Multiply accumulate blocks are shared for computing four sequential  $V_{\tilde{\epsilon}}$  values over four successive clock periods. Fig. 5.4 demonstrates how this is done.  $P_k$  is received in every clock cycle.  $P_{4k}$  is the subsampling of  $P_k$ , taking a subset of the most significant bits from  $P_k$  every four cycles. The cross-correlation is performed with the values of  $P_{4k}$ . Two multipliers, MI and M2 are used to compute the values of 8 cross-correlations  $V_{\tilde{\epsilon}}$  in parallel. Each multiplier performs multiplications sequentially between  $P_{4k}$  and the corresponding transmitted pilots in 4 sets of  $A_{\tilde{\epsilon}}$ . The products are accumulated to the values of  $V_{\tilde{\epsilon}}$ . When all pilots are computed, the maximum operation, argmax|V|, is performed on 8  $V_{\tilde{\epsilon}}$  values to estimate the IFO.

To design an optimised architecture for IFO estimation, the multiply-add formula of  $V_{\tilde{\epsilon}}$  is mathematically manipulated into what is effectively a multiply-accumulate form. When one



Figure 5.4: Resource sharing approach for computing  $V_{\tilde{\epsilon}}$ .



Figure 5.5: Architecture of proposed IFO estimator.
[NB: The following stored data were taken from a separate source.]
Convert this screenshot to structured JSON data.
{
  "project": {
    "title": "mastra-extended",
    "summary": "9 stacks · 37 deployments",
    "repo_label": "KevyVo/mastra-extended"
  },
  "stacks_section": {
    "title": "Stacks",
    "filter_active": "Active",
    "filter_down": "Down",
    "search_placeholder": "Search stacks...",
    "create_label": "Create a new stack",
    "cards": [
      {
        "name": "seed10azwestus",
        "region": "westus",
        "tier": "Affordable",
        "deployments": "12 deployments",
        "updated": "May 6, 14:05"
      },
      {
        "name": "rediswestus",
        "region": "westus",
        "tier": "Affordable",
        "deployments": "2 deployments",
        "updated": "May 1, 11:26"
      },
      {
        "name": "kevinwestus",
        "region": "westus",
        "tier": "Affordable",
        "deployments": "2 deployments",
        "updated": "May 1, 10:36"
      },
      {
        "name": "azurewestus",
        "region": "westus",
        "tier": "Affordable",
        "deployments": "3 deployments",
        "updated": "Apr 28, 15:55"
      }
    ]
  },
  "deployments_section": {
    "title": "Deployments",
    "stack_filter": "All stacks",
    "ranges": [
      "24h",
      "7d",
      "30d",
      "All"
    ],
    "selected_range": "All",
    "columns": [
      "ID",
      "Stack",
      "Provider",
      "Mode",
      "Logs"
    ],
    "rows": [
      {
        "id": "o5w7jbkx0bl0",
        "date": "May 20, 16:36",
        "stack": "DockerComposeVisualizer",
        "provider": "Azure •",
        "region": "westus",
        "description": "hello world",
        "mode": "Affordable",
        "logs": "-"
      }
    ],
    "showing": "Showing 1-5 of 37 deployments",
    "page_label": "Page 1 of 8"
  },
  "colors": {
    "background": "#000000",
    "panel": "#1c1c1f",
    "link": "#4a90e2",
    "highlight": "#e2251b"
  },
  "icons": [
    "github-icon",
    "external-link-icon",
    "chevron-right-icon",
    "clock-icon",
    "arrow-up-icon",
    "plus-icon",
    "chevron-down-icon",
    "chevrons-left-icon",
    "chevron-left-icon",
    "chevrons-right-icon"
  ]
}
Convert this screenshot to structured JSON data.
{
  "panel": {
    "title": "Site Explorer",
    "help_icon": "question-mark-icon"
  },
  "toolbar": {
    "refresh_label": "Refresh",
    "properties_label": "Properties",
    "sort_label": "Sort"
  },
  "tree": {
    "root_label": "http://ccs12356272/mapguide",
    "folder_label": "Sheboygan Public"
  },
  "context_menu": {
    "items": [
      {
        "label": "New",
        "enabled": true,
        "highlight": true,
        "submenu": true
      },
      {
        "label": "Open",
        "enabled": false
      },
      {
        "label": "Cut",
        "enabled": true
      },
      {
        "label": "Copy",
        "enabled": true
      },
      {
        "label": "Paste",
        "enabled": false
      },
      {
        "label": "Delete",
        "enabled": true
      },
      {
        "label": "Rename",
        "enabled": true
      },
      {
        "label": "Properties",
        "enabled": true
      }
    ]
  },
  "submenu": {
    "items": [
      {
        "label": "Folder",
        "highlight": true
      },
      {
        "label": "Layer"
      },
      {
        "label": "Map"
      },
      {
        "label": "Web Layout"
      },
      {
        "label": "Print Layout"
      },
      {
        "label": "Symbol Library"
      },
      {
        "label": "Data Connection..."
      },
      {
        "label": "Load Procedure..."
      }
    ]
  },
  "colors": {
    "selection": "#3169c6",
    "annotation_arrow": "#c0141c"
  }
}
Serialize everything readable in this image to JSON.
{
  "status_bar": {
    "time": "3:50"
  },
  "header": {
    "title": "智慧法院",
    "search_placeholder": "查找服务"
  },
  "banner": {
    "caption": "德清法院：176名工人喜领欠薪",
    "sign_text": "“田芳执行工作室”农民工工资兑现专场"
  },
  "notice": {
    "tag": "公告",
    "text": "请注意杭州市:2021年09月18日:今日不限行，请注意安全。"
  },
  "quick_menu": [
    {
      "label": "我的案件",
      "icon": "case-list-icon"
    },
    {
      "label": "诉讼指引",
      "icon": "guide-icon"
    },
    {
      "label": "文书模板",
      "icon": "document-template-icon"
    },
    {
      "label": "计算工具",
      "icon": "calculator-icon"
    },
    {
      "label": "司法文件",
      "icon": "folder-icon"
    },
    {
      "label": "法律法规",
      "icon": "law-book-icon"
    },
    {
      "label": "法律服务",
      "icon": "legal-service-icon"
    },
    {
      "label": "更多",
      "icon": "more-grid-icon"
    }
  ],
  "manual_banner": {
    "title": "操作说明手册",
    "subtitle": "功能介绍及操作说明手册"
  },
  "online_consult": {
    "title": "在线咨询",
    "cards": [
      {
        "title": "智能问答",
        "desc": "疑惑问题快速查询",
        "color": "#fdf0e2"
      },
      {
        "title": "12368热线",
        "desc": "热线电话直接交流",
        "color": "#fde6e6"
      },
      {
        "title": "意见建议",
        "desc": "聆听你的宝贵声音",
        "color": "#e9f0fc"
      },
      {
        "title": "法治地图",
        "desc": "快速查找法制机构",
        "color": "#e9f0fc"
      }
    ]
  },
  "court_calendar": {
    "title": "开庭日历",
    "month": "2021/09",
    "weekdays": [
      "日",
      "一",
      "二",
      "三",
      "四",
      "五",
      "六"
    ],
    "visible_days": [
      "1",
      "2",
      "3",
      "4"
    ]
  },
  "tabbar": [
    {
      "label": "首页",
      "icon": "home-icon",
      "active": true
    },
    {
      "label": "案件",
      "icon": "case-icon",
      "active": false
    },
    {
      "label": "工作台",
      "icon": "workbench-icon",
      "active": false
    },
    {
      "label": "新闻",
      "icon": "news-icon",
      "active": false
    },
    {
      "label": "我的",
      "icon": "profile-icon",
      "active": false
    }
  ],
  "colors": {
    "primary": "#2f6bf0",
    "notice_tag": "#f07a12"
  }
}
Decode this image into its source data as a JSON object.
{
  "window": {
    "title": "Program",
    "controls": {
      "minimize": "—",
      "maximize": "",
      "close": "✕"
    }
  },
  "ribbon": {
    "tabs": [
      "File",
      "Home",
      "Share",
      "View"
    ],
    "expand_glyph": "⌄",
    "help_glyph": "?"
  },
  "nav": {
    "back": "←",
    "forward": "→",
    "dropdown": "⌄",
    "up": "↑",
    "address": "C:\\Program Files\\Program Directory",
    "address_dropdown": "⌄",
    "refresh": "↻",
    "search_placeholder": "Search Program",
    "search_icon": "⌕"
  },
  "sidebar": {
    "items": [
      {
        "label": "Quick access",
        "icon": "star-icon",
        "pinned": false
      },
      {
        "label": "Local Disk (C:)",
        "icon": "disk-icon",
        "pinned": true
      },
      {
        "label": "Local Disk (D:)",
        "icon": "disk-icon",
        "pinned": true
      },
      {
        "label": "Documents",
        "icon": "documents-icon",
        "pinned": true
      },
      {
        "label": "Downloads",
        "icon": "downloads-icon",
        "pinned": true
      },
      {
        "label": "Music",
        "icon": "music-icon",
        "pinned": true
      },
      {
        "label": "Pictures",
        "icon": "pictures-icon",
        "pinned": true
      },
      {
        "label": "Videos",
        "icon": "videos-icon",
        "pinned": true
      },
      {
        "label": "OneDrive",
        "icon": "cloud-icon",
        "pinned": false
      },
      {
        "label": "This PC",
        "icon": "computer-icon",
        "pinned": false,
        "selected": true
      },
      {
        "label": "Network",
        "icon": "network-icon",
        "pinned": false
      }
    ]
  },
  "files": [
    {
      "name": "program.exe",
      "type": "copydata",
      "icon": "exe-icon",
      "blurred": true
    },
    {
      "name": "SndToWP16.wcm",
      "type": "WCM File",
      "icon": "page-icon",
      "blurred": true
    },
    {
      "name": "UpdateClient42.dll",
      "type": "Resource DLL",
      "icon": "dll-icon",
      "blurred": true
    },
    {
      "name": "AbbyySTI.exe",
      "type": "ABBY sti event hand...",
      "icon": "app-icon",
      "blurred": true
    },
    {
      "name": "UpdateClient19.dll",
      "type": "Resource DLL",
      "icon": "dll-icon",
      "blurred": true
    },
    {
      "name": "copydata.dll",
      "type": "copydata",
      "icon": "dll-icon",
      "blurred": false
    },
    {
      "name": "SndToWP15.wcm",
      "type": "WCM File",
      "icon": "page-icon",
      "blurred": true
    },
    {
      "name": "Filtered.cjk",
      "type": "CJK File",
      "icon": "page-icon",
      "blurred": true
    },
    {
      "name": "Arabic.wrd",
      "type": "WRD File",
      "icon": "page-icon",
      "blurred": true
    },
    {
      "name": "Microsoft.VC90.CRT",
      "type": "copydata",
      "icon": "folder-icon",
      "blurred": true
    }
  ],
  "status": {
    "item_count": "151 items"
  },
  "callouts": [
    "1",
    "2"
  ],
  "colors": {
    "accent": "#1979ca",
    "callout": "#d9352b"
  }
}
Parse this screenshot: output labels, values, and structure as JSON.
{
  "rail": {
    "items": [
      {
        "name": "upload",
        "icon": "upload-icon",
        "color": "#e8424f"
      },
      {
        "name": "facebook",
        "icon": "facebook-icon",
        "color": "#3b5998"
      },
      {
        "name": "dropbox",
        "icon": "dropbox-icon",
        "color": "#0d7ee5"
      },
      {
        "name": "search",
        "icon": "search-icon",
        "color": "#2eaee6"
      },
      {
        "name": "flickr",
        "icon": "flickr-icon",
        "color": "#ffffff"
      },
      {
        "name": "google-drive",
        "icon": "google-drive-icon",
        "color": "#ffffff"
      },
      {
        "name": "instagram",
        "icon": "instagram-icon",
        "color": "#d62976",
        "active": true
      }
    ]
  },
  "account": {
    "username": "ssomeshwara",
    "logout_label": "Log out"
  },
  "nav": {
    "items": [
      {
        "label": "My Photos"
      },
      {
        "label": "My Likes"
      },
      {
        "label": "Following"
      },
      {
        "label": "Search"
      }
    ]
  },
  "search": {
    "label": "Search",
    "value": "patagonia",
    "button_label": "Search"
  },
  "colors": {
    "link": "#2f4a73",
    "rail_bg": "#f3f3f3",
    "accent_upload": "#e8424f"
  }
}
received sample is taken,  $V_{\tilde{\epsilon}}$  can be expressed in the form of accumulations as in

$$V_{\tilde{\epsilon}}(n) = A_{\tilde{\epsilon}}(n)P(n) + V_{\tilde{\epsilon}}(n-1),$$

$$= (\Re\{C_A\} - i\Im\{C_A\})(\Re\{P(n)\} + i\Im\{P(n)\})$$

$$+ (\Re\{V_{\tilde{\epsilon}}(n-1)\} + i\Im\{V_{\tilde{\epsilon}}(n-1)\})$$
(5.6)

where  $\Re\{.\}$  and  $\Im\{.\}$  denote the real and imaginary parts, respectively, and P(n),  $A_{\tilde{\epsilon}}(n)$  denote the current values of the correlation of two consecutive received pilots and corresponding transmitted pilots, respectively.  $V_{\tilde{\epsilon}}(n-1)$  is the accumulated value of  $V_{\tilde{\epsilon}}$ . To employ multiplierless correlation,  $A_{\tilde{\epsilon}}$  are normalized to values  $C_A$  whose real and imaginary parts have values in  $\{-1,0,1\}$ , and the wordlength of P(n) and  $V_{\tilde{\epsilon}}$  in fixed point format can be adjusted to increase estimation accuracy at the cost of increased hardware resource consumption. The real and imaginary parts of  $V_{\tilde{\epsilon}}$  can then be computed as

$$\Re\{V_{\tilde{\epsilon}}(n)\} = \Re\{C_A\}\Re\{P(n)\} + \Im\{C_A\}\Im\{P(n)\} + \Re\{V_{\tilde{\epsilon}}(n-1)\},$$

$$\Im\{V_{\tilde{\epsilon}}(n)\} = \Re\{C_A\}\Im\{P(n)\} - \Im\{C_A\}\Re\{P(n)\} + \Im\{V_{\tilde{\epsilon}}(n-1)\}$$
(5.7)

The proposed resource sharing architecture for the IFO estimator is shown in Fig. 5.5. The ArgMax module finds the maximum of the 8  $V_{\tilde{\epsilon}}$  values in order to identify the corresponding IFO estimate. The novelty of this IFO estimator is in terms of algorithmic improvements and architecture optimisation. This is achieved by firstly reformulating the equation into an expression that is computable with efficient shared resource circuitry. Thanks to the significant hardware reduction achieved, this IFO estimator can be feasibly implemented on a low-power, limited hardware resource FPGA, while simultaneously ensuring that performance is maintained by a trade off between number of pilots against word length.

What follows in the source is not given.